While the weekend was so entirely fantastic, the reality is that things are not getting easier. In fact, they are getting harder and harder as my diagnosis becomes more prominent, and also as the definition of homesick has been brought to an entirely new level. The longer I am here, the more "real" it feels. I try pretty hard to quiet any inner voices that aren't positive, but I'm learning that it is okay to not be okay all of the time. Part of being strong is knowing when it is okay to be weak. And while I am truly grateful for every aspect of my journey, I'd be lying if I said it wasn't terrifying at times. It is not easy. I find myself longing for the comfort of familiarity and predictability of home and how life use to be. But I think that's normal in any transitional phase. We get brought to a new and an unfamiliar place in life and our instinct tells us to look back, to go back, and to settle for what is comfortable. Which is just funny, isn't it? We find ourselves asking, sometimes even begging, God to bring us back to what's comfortable and safe, knowing that He placed this trial along our path for a purpose.
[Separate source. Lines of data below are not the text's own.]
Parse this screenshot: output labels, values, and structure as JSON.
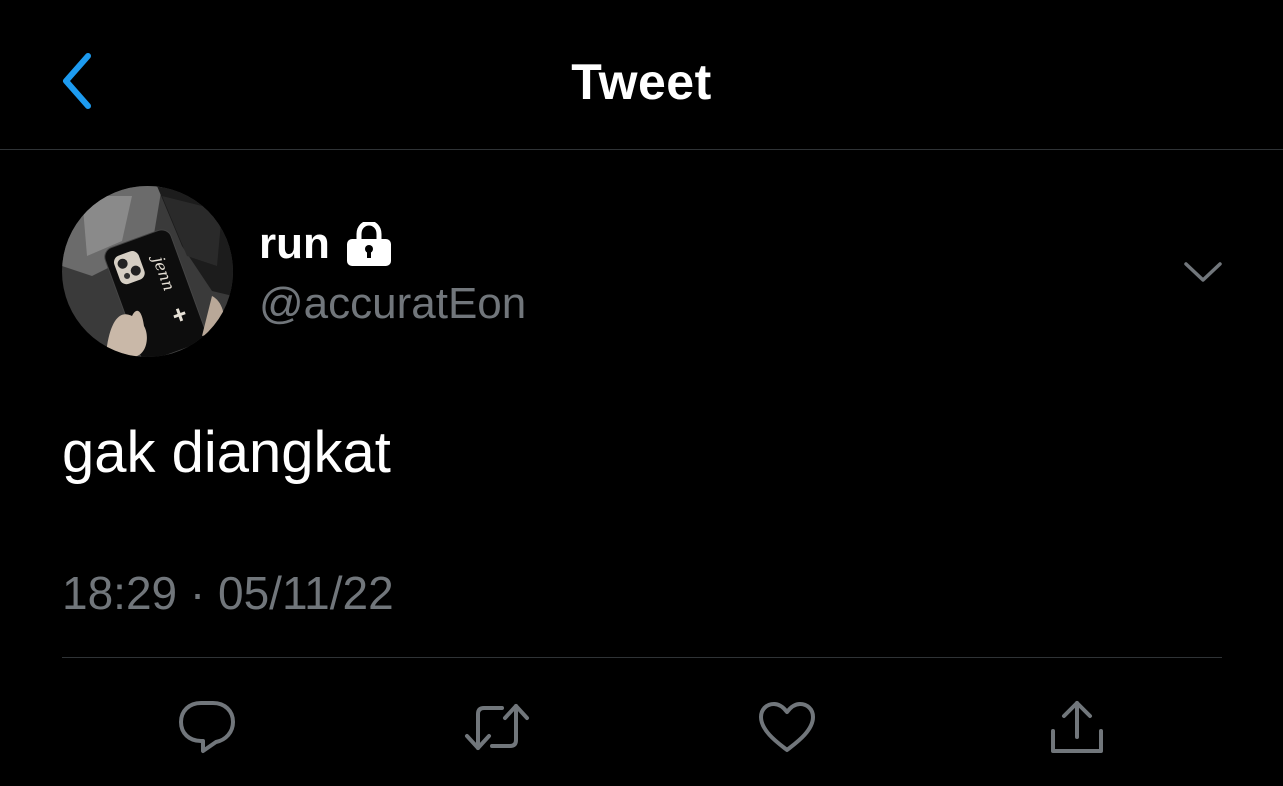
{
  "header": {
    "title": "Tweet"
  },
  "tweet": {
    "author": {
      "display_name": "run",
      "handle": "@accuratEon",
      "protected": true,
      "avatar_phone_text": "jenn"
    },
    "text": "gak diangkat",
    "time": "18:29",
    "separator": "·",
    "date": "05/11/22"
  },
  "actions": [
    "reply",
    "retweet",
    "like",
    "share"
  ],
  "icons": {
    "back": "chevron-left-icon",
    "lock": "lock-icon",
    "more": "chevron-down-icon",
    "reply": "speech-bubble-icon",
    "retweet": "retweet-arrows-icon",
    "like": "heart-icon",
    "share": "share-upload-icon"
  },
  "colors": {
    "background": "#000000",
    "text": "#ffffff",
    "muted": "#71767b",
    "accent": "#1d9bf0",
    "divider": "#2f3336"
  }
}
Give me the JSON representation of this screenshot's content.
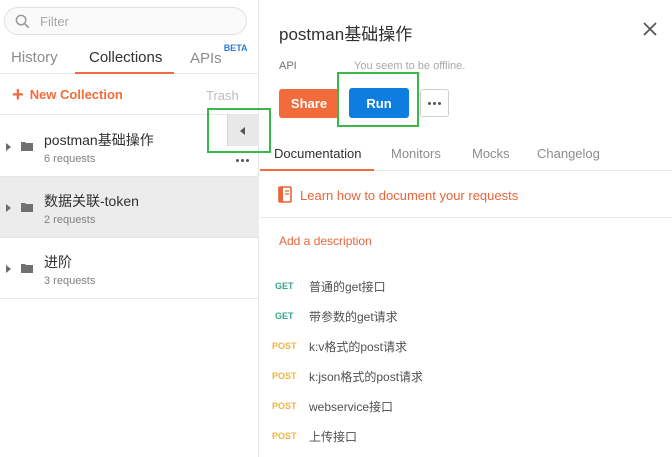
{
  "sidebar": {
    "search_placeholder": "Filter",
    "tabs": {
      "history": "History",
      "collections": "Collections",
      "apis": "APIs",
      "apis_badge": "BETA"
    },
    "new_collection": "New Collection",
    "trash": "Trash",
    "collections": [
      {
        "name": "postman基础操作",
        "count": "6 requests"
      },
      {
        "name": "数据关联-token",
        "count": "2 requests"
      },
      {
        "name": "进阶",
        "count": "3 requests"
      }
    ]
  },
  "panel": {
    "title": "postman基础操作",
    "api_label": "API",
    "offline_note": "You seem to be offline.",
    "share_label": "Share",
    "run_label": "Run",
    "tabs": {
      "documentation": "Documentation",
      "monitors": "Monitors",
      "mocks": "Mocks",
      "changelog": "Changelog"
    },
    "learn_link": "Learn how to document your requests",
    "add_description": "Add a description",
    "requests": [
      {
        "method": "GET",
        "name": "普通的get接口"
      },
      {
        "method": "GET",
        "name": "带参数的get请求"
      },
      {
        "method": "POST",
        "name": "k:v格式的post请求"
      },
      {
        "method": "POST",
        "name": "k:json格式的post请求"
      },
      {
        "method": "POST",
        "name": "webservice接口"
      },
      {
        "method": "POST",
        "name": "上传接口"
      }
    ]
  },
  "colors": {
    "accent": "#f26b3a",
    "run_button": "#0e7de0",
    "get": "#3aa38f",
    "post": "#f3b33c",
    "highlight": "#3bb84a"
  }
}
I know that these hard days are apart of my journey. And while they sometimes absolutely suck, at the end of the day, I am thankful for them because they make "good" days fantastic. They make me human. They make my journey authentic and relatable. Not everything is sunshine and rainbows, but who says it should be? It is because of the tough moments that I find time with my loved ones even more special, phone calls much more important, hand written letters so much more valuable, the use-to-be-dreadful snow in Iowa so much more homey, and each day with health as a much bigger blessing than I ever have before.
"The world will break your heart ten ways to Sunday. That's guaranteed. I can't begin to explain the craziness inside myself or anyone else. But guess what? Sunday is my favorite day again."